“I suppose,” she answered back. He was not what she expected, the lines on his face suggesting this had been his task for many years. Patrolling. Cutting down saplings that dared grow out of line.

Picking up heartbroken Lightkeeps.

“Well, get in then,” he instructed. “People are waiting on you.”

She timidly walked around the beast, and the man chuckled at her jump when it craned its head to nip at her as she passed.

“Pay him no mind,” the man apologised, patting the wooden seat beside him. “Let’s see you where you need to go, shall we?”

She nodded, climbing up and sitting beside him, though putting as much distance between them as she could.

“You hurt bad?” he asked, his manner pleasant enough.

“No,” she answered, knowing her response would not have wavered even if her injuries had been more severe. “I was very well taken care of.”

The man gave a grunt and urged the creature forward, turning the cart about, back from whence he had come.

It was not the formal exchange she had expected, but so little of this entire business had been quite as she had imagined.

Perhaps things had changed beyond the Wall.

Even if they had remained staunchly the same for Grimult’s people.

The sages had seen to that.

“You got a name?” the man posed, and her eyes flickered to him in surprise.

She steeled herself, pulling on a mantle she had long since thrown aside. “No,” she answered firmly. “I am the Lightkeep.”

One

The ride was longer than she had expected.

Penryn should have been beyond such things by now, all expectation set aside as the far grimmer reality washed over her, purging all youthful imagining in its wake.

The man beside her had given up on conversation, instead choosing to prattle on in a one-sided need to fill the silence with some sort of noise, at times suggesting that he was merely speaking to the beast pulling their cart. The horse, or so he called it, did not like going too long without a bit of encouragement, and a click of tongue and another rambling tale seemed to be necessary to keep the beast moving at all.

Or so the man claimed.

Edgard was his name, told to her—or perhaps the horse—after a long diatribe about the fine cakes that awaited him at home, not only a wife, but also a sister long widowed.

He paused then, as if waiting for some comment, suggesting that perhaps he truly was speaking to her after all, but she did not turn her head to engage.

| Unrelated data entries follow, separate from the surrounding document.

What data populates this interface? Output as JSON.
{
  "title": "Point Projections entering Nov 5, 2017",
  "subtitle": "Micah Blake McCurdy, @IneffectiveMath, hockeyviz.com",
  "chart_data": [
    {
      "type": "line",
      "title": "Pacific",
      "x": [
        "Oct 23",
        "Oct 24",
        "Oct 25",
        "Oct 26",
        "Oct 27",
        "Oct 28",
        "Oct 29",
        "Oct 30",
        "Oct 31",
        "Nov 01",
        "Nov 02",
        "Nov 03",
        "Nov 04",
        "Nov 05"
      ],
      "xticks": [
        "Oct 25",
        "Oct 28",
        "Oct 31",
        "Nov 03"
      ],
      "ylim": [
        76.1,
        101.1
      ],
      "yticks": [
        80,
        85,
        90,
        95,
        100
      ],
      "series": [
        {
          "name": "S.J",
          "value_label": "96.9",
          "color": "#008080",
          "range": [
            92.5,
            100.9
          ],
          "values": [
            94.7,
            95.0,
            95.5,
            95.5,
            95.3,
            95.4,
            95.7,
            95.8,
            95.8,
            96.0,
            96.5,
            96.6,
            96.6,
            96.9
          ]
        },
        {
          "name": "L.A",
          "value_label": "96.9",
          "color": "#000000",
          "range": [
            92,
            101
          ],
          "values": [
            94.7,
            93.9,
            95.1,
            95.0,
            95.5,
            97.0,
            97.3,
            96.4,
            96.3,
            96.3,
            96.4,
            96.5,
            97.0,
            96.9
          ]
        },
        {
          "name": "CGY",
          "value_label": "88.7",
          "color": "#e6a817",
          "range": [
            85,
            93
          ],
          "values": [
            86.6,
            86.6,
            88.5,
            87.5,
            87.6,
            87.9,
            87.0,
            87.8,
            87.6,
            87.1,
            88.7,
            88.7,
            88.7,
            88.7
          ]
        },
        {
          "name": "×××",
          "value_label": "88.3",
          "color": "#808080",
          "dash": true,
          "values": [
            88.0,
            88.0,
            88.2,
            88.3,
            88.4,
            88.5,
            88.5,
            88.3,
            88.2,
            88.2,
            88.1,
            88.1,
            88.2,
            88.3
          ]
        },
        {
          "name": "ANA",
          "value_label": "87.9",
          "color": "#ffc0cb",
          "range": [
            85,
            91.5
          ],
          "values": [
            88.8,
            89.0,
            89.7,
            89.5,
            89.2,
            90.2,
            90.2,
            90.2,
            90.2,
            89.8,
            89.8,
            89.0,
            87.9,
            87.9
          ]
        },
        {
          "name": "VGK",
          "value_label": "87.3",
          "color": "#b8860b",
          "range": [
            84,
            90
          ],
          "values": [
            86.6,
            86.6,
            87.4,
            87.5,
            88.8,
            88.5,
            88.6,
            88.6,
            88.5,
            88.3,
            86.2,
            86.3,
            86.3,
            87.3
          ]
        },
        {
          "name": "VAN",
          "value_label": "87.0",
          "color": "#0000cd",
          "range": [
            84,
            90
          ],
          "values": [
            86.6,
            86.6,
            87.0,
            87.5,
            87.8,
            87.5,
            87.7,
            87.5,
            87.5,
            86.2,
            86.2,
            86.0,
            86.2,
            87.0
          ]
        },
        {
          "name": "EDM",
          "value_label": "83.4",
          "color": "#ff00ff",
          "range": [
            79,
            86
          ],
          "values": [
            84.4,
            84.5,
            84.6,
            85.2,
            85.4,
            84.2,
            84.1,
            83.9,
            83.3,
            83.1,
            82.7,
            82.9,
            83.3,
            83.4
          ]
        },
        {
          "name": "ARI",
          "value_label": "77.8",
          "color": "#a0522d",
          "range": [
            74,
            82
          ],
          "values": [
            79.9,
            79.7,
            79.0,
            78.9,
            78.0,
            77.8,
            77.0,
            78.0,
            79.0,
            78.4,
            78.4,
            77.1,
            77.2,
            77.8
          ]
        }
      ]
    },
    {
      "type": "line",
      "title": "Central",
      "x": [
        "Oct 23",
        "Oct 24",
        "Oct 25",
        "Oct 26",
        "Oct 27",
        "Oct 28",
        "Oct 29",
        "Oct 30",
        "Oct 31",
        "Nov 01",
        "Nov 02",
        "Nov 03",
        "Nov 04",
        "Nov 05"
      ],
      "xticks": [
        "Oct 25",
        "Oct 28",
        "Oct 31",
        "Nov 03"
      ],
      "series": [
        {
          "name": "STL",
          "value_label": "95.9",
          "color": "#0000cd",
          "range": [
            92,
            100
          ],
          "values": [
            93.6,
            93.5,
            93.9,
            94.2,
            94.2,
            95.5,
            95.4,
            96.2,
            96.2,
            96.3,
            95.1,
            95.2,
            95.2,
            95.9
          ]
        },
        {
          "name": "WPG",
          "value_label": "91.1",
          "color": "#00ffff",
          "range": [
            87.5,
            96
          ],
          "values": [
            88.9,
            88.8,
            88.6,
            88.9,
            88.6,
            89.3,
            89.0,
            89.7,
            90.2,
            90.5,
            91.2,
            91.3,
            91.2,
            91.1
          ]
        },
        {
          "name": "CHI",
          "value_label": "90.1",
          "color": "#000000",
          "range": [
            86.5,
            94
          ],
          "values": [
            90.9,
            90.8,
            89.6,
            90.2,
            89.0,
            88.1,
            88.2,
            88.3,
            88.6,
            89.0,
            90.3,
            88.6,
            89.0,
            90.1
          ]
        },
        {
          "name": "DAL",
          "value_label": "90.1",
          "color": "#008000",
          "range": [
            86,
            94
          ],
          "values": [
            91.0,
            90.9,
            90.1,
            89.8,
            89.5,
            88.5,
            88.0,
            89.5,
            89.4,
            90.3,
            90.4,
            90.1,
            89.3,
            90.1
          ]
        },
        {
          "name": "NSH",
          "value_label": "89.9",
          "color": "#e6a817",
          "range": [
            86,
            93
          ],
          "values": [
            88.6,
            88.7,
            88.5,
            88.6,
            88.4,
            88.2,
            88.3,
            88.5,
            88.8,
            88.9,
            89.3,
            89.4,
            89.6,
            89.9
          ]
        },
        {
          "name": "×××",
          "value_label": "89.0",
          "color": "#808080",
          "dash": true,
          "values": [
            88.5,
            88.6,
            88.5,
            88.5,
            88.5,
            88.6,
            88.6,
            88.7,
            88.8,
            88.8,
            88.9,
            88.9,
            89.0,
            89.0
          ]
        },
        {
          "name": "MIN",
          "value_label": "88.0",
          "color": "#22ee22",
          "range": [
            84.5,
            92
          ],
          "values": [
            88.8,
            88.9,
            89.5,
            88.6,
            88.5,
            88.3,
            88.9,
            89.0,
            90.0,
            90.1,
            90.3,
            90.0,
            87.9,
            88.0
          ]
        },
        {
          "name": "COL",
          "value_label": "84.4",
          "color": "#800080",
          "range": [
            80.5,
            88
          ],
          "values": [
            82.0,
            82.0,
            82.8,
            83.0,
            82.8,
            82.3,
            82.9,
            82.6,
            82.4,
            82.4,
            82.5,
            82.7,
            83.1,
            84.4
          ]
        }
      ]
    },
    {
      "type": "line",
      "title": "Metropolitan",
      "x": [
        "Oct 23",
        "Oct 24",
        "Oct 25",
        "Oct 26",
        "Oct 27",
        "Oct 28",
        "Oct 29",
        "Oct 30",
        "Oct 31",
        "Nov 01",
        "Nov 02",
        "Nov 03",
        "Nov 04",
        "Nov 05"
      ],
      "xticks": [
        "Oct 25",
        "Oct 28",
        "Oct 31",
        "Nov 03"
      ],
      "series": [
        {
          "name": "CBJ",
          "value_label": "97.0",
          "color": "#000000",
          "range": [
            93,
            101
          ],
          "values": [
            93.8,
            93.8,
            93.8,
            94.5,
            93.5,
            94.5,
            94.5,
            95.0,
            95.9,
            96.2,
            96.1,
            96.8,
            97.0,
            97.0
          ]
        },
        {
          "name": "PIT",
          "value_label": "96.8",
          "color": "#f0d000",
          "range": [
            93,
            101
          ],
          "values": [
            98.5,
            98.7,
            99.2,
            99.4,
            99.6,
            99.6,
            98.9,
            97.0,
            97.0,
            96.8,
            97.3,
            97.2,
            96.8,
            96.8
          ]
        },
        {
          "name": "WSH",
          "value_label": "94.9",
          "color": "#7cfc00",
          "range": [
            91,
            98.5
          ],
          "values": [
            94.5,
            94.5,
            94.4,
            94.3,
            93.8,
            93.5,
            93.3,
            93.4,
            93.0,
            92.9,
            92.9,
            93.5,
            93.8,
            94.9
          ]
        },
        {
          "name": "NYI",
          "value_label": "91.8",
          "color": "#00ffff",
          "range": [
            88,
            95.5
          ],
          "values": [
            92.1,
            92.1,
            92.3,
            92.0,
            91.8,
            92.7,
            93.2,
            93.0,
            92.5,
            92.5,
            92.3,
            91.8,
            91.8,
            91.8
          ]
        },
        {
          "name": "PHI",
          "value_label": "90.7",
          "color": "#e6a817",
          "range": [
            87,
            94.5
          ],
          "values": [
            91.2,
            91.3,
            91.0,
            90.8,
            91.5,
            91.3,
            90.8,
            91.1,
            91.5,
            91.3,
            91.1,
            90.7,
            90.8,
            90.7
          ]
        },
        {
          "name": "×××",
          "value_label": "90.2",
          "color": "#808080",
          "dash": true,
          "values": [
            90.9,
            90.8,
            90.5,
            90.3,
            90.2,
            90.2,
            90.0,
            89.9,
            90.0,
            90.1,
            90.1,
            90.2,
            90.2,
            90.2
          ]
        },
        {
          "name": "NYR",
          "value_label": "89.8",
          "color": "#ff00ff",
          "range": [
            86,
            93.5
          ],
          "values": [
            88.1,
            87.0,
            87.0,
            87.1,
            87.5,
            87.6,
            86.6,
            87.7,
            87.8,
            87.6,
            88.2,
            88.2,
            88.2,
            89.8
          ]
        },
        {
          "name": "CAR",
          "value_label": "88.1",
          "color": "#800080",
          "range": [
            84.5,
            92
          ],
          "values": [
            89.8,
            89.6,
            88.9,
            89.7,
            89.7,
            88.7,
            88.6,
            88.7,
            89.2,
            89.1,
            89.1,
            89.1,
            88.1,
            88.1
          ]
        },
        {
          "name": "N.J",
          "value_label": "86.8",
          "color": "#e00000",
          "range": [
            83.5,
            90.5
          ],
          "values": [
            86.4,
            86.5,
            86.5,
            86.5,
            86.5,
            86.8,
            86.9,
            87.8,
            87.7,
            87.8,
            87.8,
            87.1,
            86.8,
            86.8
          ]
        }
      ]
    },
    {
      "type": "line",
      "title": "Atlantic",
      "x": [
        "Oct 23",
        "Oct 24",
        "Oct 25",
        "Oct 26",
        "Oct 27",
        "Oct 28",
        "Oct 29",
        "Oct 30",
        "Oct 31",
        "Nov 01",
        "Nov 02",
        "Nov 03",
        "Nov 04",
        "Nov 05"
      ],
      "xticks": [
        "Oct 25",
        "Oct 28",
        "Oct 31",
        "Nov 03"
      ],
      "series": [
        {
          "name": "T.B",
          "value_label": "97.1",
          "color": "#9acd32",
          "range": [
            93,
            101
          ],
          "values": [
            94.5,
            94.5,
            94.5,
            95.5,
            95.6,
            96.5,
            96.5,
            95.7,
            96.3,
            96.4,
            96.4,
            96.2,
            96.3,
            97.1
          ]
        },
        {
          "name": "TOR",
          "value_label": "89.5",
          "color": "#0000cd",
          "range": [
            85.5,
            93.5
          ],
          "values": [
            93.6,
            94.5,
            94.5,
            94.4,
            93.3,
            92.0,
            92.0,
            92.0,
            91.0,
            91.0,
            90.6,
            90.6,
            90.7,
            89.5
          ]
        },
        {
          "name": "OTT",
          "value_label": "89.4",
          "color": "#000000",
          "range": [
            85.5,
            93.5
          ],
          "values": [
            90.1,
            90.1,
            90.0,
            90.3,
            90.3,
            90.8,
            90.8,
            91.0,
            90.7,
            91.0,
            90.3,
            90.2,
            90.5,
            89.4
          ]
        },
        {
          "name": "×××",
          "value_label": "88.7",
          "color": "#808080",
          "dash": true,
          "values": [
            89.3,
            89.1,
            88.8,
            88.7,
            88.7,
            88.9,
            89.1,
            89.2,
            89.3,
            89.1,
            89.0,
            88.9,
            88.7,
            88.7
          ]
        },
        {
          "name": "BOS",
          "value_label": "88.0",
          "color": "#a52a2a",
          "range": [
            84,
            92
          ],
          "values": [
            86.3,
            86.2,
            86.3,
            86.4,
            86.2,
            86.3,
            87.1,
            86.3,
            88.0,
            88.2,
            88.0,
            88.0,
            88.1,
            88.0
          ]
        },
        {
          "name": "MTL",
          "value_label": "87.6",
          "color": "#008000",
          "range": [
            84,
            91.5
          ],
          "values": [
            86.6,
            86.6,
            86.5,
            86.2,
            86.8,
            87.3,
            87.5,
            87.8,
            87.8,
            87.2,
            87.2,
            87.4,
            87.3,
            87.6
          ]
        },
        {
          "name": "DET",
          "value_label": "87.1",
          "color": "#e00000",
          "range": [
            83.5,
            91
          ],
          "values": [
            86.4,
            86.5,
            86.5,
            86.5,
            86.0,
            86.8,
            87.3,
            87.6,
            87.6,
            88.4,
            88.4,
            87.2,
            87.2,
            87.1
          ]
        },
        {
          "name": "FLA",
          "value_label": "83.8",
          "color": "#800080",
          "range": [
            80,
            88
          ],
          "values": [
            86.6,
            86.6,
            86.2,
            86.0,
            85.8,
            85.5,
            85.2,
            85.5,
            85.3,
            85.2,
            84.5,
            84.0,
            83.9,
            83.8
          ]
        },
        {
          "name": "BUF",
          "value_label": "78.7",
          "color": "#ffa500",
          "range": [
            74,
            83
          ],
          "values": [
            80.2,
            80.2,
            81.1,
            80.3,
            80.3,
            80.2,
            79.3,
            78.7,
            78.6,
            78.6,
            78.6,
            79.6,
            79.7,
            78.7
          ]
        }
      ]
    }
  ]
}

If he had been trained for this position, it had been done poorly, or perhaps so long ago that he had simply forgotten.

He was meant to transport, not to ply the Lightkeep with details of a world she was never meant to truly know.

Although she could hardly report him. Not when she had broken enough rules herself during her time with...

She could not think of him, even now. She brought her cloak more tightly about herself, willing the weeping she had done beside the Wall to be enough. Quiet dignity was hers to call upon, but it seemed so terribly far away even now.

“You cold?” Edgard asked, peering at her with a frown. He allowed the reins to slacken, his body turning to grope into the cart behind them. It was covered by a loose tarp, presumably to protect the contents from any rain, though the day did not appear ready for such an outpouring.

Pity. It would have fit her mood much better than the sunlight peeking through the treetops every so often, bathing her in warmth.

He pulled a blanket through the opening, handing it to her with a smile. “Can’t have you chilled, can we?”

She did not bother to explain that her action had not been due to the temperature, but accepted it willingly enough. It appeared clean at first perusal, and her thoughts drifted to a bedroll that had been hers. Was that really just the night before?

Already it seemed a lifetime.

She placed it over legs and nodded her thanks. It smelled lightly of horse and some sort of sweet grass, and it was not unpleasant, the weight of it a surprising comfort even if only on her lower appendages.

She turned, her eyes drifting over their surroundings, enjoying the brief respite into silence that Edgard allowed. She could feel his eyes on her, drifting every so often and considering her, but she paid him no mind. Her hood should be up, she realised belatedly. Another mistake in a long line of foolishness, but it seemed far too late to fix it.

Before the destination, then.

When she was younger, when the maps she was set upon to learn were new and exciting, she had spent many days imagining what the other side would look like. The Wall was depicted in thick, black ink, harsh and imposing even upon a page, the beyond simple blankness.

She had decided they would be a very great people, their trees dyed in fantastical colours or purples and blues, ones that might match the threads stitched into the blanket on her bed by her minder before she was sent away.

She knew better now. It was a forest struck in two, halves of a single whole. The trees themselves were kin, so it was unsurprising that their surroundings were remarkably similar. Yet it was. And her companion was not hers, and she drew her lower lip into her mouth, wondering if it was also her girlish imagination that made her believe she could still taste him there.

Or had she fabricated even that? Perhaps she had only wanted to kiss him so badly that she had dreamt it, had believed he would respond as fervently in kind.

She blinked, trying to master thoughts that had no business remaining on this side of the Wall. She glanced down at her lap, her hands held in tight fists, her knuckles white. At least when Edgard prattled she had something to drive away her own racing thoughts. Memories. Fantasies.